I’ve never undertaken a rigid concordance of the idiom in ancient languages but I can remember a few examples. Sophia, the goddess of wisdom, was called “the mother of all virtues.” That title doesn’t mean that she gave birth to all of the other virtues. It means that Sophia was the GREATEST of all virtues (as part of her role as the personification of wisdom.) I think that same idiom was thereby applied as description of the ranking of virtues: “Of all of the virtues, wisdom is the mother of them all.” In other words, wisdom is the grandest of all virtues.
Much has also been written about the Canaanite goddess Asherah being known by the very same title as Eve: “the mother of all living.” According to Ugaritic myths she bore seventy sons to El. However, even that instance is not a “hyper-literal” usage of the phrase because she wasn’t considered the mother of Baal----so she couldn’t have been the mother of all of the gods of that pantheon.
Of course, even if we couldn’t find any instances of the idiom in the ancient world, we would still have to leave open the possibility—especially in the light of later use. Saddam Hussein’s reference to “the mother of all battles” is no doubt based on the idiom’s use in the Quran (circa 610 CE), where we find examples such as Mecca being called “the mother of all cities.” Obviously, that descriptor simply means that Mecca is the most important city to the history of Islam. Mecca is to Islam what Jerusalem is to Judaism.
I well remember America answering Hussein with a a massive air blast ordinance which was dubbed, “the mother of all bombs.”

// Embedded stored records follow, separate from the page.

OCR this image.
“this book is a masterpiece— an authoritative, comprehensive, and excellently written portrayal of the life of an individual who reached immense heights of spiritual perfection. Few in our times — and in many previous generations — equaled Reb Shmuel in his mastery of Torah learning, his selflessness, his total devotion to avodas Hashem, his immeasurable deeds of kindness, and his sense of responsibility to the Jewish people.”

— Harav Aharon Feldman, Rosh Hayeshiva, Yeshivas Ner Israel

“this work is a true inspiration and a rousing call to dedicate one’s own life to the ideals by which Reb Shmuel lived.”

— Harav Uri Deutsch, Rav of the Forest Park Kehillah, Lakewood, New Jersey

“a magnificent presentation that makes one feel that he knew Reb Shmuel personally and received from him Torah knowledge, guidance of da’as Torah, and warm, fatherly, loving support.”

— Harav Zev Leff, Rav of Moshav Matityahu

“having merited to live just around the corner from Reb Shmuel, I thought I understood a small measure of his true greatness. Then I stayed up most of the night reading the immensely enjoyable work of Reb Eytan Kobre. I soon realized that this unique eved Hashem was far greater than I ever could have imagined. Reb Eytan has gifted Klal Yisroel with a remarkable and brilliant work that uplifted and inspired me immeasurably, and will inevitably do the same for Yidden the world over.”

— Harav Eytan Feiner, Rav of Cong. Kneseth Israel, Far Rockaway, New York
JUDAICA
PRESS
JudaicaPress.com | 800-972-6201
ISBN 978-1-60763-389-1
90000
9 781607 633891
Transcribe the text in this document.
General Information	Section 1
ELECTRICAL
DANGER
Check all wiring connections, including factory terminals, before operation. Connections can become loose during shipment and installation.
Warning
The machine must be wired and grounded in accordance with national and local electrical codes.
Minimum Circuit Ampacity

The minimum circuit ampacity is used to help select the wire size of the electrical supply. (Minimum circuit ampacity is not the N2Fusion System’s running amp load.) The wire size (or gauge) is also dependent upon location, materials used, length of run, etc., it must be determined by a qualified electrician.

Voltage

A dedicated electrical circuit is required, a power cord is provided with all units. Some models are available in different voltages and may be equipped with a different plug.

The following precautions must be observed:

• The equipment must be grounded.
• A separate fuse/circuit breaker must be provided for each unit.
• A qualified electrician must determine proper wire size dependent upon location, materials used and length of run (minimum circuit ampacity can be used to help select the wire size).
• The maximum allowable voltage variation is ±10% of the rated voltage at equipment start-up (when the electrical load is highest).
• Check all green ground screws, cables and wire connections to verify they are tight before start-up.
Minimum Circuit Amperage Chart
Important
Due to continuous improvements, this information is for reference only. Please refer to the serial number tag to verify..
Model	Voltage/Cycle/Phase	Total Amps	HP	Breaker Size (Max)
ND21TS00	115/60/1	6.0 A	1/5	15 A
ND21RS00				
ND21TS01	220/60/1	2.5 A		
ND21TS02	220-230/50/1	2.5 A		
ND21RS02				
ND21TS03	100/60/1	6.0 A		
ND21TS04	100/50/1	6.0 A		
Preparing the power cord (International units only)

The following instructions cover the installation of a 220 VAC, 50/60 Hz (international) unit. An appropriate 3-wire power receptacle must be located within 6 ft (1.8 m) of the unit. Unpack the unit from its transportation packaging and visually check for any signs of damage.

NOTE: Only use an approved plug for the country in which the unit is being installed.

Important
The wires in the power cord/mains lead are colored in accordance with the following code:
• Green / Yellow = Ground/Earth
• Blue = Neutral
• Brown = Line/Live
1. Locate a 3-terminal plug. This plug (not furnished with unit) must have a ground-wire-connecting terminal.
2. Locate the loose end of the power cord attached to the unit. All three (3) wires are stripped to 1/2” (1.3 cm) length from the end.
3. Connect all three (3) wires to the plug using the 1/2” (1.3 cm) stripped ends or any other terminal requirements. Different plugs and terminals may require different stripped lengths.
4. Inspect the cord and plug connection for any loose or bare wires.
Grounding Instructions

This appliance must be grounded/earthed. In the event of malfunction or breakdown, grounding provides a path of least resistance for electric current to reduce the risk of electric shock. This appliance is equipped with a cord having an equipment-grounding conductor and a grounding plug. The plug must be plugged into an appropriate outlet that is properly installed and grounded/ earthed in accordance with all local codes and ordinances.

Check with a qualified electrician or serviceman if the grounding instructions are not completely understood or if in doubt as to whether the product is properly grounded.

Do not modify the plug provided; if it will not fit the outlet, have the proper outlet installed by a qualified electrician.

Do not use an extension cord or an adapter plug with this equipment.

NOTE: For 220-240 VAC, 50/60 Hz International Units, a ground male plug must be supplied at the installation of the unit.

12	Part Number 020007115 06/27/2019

I also remember one of the linguistics societies at that time choosing “the mother of all _____” idiom as their language construction of the year. Or something like that. I vaguely recall them including a brief description of the long history of that construction. I would say that the more general usage is probably at least 2000 years old, and probably much older. But I can’t say that I have the evidence at hand to take a shot at a peer-reviewed defense of that claim.
In exploring linguistic possibilities, one should also keep in mind other non-literal phrases of our own culture. For example, there is the modern day practice of giving Mom on Mother’s Day “The World’s Greatest Mom” trophy or plaque. Nobody assumes that there was an actual worldwide competition.
It is also worth mentioning that various ancient “mother goddesses”, such as Hebat of the Hurrians (probably mentioned in the Amarna Letters), were given that title NOT because they literally gave birth to “all living” but because they personified (as a kind of Platonic ideal) the concept of motherhood itself.
So by this way of thinking, Eve could have been considered “the mother of all living” in much the same way—even if in addition to being the mother of the entire “Adamic dynasty”.
[As usual in my posts, I’m not necessarily expositing my own personal position on the matter at hand. I’m explaining a variety of interpretations which can be found in the academic literature. These are possible explanations which readers may want to know, not necessarily the one definitive conclusion.]